A few weeks ago, I sat in the Chapel at Vasser College, surrounded by a multitude of individuals with varying intersectional identities and causes, listening to feminist scholar Angela Davis speak. The talk — entitled “Our Feminisms: From #occupy to #sayhername” — touched upon a variety of relevant issues, ranging from the Israel-Palestine conflict to #SayHerName to #BlackLivesMatter. Davis used black feminist theory to string many social justice movements together, arguing that our feminisms, whether state-sanctioned or not, are interwoven and have the potential to be transnational.

While the talk touched on many important points, a few particularly stuck with me.
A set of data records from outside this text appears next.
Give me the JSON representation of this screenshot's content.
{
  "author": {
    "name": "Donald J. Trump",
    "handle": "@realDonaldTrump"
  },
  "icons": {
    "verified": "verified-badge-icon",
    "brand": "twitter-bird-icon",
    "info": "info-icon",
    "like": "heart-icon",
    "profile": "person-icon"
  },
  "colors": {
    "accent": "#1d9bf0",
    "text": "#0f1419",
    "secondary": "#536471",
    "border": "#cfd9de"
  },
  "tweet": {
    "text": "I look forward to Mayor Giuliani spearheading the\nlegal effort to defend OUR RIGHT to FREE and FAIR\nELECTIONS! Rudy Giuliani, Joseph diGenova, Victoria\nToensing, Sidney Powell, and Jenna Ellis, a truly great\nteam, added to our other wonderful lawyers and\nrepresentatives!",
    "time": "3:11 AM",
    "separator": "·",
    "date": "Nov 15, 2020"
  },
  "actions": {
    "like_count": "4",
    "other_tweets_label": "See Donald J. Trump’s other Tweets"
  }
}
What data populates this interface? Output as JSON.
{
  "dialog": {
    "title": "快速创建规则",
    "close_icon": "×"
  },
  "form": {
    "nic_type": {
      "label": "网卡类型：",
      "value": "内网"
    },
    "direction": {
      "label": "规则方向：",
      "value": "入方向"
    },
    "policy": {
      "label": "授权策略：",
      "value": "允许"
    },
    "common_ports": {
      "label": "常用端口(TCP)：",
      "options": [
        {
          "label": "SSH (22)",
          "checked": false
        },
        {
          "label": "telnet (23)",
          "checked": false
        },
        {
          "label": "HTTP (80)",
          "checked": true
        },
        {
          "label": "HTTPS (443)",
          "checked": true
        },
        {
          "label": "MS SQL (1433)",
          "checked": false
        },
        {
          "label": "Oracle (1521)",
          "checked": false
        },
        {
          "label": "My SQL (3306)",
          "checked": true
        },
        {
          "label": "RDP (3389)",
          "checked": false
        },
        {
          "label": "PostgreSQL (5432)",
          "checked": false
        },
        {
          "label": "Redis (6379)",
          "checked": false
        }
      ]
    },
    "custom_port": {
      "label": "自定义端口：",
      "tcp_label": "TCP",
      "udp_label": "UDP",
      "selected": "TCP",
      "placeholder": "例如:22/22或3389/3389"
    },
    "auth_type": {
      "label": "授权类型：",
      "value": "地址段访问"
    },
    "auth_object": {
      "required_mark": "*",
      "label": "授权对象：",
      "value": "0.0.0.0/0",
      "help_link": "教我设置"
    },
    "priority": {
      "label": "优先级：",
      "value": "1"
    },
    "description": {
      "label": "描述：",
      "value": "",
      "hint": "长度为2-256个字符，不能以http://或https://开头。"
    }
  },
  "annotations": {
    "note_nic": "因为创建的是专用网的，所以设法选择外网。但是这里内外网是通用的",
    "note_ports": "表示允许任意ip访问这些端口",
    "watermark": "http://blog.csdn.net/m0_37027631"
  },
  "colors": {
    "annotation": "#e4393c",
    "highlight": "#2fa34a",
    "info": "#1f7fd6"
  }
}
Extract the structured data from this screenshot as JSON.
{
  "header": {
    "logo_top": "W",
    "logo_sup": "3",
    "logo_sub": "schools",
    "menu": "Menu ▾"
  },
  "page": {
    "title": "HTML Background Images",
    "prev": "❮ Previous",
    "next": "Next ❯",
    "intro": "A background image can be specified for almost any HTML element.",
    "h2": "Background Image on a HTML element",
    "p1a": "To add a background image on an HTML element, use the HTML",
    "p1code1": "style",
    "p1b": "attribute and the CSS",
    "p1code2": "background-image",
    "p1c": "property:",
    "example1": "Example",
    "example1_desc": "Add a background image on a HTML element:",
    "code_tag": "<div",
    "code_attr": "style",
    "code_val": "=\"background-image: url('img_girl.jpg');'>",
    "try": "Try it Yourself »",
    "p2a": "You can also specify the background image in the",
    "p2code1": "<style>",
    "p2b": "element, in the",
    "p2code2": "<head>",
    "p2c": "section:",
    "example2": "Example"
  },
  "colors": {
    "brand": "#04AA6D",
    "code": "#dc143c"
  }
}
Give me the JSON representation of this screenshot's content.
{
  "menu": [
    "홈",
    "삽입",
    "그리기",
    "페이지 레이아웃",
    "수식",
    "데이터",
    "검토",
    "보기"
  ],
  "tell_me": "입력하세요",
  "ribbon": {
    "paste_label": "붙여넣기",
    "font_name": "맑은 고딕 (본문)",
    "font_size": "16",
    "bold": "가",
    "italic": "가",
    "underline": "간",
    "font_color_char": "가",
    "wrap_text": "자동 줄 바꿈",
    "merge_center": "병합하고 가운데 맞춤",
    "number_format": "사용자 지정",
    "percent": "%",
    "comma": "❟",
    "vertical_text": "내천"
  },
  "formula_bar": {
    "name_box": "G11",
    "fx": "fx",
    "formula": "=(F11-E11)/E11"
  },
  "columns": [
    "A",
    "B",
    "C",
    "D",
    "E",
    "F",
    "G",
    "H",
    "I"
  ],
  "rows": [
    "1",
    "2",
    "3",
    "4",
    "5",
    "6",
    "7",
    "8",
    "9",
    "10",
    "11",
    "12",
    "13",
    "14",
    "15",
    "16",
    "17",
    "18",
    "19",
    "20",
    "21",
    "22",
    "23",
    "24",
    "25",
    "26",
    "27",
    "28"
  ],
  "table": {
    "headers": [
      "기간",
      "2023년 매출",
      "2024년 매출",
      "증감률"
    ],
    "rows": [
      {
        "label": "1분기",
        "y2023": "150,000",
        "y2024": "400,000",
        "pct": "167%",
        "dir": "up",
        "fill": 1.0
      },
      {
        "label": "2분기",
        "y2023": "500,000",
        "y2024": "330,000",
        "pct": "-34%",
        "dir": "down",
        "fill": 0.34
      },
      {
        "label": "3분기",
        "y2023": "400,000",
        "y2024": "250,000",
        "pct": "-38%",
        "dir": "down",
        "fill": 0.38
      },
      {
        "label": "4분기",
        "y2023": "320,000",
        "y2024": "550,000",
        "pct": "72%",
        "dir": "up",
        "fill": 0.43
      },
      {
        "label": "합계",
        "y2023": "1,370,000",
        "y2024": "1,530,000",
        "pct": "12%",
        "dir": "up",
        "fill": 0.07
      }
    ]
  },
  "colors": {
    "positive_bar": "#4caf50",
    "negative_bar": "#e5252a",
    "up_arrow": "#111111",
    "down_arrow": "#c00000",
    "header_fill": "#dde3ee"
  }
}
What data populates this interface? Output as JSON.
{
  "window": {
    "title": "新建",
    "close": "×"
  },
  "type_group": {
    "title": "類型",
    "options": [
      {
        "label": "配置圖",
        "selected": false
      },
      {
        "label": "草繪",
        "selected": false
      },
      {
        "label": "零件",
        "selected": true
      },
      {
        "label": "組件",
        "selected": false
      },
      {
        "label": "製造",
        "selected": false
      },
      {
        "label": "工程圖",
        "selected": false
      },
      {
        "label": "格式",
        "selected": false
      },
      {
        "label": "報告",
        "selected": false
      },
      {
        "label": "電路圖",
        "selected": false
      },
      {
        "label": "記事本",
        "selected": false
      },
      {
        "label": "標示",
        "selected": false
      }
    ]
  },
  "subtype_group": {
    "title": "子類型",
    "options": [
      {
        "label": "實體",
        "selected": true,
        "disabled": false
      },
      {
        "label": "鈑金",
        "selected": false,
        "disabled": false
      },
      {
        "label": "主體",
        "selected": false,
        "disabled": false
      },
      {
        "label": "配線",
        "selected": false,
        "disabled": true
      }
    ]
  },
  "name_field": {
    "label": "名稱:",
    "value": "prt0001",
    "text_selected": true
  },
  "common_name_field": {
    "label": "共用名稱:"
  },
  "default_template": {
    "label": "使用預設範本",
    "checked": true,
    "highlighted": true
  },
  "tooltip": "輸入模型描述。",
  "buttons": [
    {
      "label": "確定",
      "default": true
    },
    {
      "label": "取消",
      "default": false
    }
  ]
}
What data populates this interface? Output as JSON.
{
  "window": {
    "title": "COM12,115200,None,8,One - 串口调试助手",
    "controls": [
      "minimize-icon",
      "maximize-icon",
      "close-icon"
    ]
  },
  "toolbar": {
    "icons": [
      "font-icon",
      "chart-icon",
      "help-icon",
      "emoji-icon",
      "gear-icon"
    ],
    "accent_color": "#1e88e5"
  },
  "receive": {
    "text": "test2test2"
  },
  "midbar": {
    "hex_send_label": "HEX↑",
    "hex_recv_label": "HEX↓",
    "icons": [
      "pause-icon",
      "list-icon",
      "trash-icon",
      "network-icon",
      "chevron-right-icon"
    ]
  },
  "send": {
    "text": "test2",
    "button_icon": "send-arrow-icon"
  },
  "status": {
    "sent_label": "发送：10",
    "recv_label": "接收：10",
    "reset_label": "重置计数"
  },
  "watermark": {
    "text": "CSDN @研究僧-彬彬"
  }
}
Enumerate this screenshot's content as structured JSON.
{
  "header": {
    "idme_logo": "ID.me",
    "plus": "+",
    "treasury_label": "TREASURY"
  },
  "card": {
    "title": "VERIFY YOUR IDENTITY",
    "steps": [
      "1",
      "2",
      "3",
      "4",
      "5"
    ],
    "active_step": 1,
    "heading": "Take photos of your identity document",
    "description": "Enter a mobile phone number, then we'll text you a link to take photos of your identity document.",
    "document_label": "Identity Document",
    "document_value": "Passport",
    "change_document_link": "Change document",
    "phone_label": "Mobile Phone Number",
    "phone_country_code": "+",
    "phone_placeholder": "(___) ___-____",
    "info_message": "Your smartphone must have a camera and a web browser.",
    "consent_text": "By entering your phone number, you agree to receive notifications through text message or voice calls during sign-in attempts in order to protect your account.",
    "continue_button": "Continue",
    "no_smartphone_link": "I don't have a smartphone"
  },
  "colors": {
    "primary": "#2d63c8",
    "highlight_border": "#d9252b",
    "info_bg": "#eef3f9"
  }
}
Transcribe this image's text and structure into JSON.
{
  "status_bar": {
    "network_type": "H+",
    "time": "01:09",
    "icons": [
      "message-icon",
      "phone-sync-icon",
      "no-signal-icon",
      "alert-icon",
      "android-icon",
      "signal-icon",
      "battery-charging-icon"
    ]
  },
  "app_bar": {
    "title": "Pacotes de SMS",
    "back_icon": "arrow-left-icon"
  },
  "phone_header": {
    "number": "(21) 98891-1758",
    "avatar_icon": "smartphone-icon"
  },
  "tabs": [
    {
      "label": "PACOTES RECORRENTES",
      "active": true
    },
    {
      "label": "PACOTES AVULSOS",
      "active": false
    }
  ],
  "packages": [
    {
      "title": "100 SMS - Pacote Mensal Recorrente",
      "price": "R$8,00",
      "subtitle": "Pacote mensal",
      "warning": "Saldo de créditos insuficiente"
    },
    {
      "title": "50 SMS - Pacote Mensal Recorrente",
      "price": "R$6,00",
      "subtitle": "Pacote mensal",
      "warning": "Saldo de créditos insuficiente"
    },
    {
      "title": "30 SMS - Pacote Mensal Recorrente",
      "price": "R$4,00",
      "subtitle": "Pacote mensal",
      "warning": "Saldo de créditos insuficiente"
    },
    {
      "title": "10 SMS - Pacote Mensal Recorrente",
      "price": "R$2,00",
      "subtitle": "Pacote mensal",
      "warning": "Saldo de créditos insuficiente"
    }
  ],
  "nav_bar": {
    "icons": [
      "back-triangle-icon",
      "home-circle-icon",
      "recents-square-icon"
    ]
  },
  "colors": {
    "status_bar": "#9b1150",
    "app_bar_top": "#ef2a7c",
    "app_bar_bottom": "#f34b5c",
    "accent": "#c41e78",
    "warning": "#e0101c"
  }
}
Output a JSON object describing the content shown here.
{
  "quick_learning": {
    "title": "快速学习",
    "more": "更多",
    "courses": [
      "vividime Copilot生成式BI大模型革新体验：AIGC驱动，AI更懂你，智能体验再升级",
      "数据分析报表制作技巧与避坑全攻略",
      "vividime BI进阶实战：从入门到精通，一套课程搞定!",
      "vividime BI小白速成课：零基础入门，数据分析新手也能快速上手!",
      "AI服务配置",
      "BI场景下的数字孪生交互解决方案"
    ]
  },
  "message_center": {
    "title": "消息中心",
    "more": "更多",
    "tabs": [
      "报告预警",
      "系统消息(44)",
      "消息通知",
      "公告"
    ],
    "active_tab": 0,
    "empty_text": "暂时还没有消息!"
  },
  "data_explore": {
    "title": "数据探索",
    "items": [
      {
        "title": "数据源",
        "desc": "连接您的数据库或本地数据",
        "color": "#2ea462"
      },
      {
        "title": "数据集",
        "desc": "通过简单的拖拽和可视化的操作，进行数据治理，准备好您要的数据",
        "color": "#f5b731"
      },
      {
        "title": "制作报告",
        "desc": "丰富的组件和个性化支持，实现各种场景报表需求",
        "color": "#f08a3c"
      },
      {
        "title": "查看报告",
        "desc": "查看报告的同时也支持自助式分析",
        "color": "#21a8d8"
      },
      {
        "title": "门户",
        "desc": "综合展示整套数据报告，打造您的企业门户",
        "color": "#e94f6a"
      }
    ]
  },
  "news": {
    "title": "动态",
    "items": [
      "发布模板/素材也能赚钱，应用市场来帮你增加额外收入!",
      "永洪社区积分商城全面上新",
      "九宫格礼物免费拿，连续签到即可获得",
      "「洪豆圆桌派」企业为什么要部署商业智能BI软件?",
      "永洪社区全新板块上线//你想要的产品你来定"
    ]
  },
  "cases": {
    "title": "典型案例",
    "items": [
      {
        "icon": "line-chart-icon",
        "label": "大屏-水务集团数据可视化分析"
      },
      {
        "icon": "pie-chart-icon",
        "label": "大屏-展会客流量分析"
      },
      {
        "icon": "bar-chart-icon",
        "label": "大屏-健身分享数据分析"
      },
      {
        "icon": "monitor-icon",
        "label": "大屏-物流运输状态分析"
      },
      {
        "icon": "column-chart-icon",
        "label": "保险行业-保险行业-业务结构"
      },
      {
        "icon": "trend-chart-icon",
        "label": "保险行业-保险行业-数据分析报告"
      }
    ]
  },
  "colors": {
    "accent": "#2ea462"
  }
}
The first was that in order to revolutionize state systems and achieve true liberation, we need to dismantle, redefine and ultimately reimagine the systems on which they are predicated. We are taught to think within certain parameters set by state institutions, Davis argued. Take, for example, the fact that the language we use to describe difference has not evolved with the ways in which oppressive transgressions have morphed over time. Society’s “vocabulary around race is very obsolete” and we must “deal in a more complicated matter with racism,” Davis said.

As a black woman from Brooklyn who has witnessed first hand the severe presence of the state in the form of gentrification, this call to re-imagine the organization and protection of our communities resonated with me. For me, this re-imagination was the crux of her talk. Activists have to remember to reach beyond immediate legislative goals, as doing so is what radicalizes the mind and emblazons hope in the heart of revolutionaries. It’s arguably this divide that delineated the Civil Rights Movement from the Black Power Movement, for example.

Ms. Davis’ also made an important point about self care that, as an individual who constantly battles the urge to pull back and explode, especially spoke to me. “Self care has become a very important part of activism today,” she said.

I found it refreshing to hear self care emphasized by someone widely regarded as a radical activist. Maybe it’s a response to the “lazy black people” trope that constantly lingers in my shadow or the capitalist spirit that surrounds all of us, but I know that I, as well as other activists, often feel guilty for not spending all of our time productively and undervalue taking time to slow down and take care of ourselves. It was comforting to hear that not only is my fear of wasted time not a foreshadow of failure, but that taking time to love, take care and enjoy life is also an activist endeavor itself.

And yet, Davis noted, rage shouldn’t be altogether avoided. We must learn “how to create places of rage,” whiles simultaneously learning “how not to be consumed by rage, how can we direct that rage productively…we have to learn how to take care of ourselves…emotionally, physically, mentally,” she said.

I agree: Rage can be the expression of frustration in the underbelly of the oppressed. We can willingly live within the discomfort that consumes how we think of knowledge, learn, interact and perceive ourselves and use this as a productive way to fight complacence.

While all of these points were thought-provoking, I walked out of the chapel somewhat disappointed. I think I hoped that I would leave the Chapel feeling that, as a radical black feminist, I had been personally anointed by Angela Davis. Instead, I left feeling engaged, but no significantly different than I had upon entering it.

I’ve thought about this a lot since I sat staring up at Angela Davis’ spectacles, and have ultimately concluded that this is okay. Davis is just one person, just as I am one person. Maybe it’s necessary to just be one person, in constant tumble with one’s own destiny, always trying to apply interesting points like these made by others to where I currently am in my life as an artist, scholar, activist and writer. Sometimes moments of understanding don’t come in long analyses or breakthrough moments. Sometimes the Angela Davis figures of the world just plant a seed.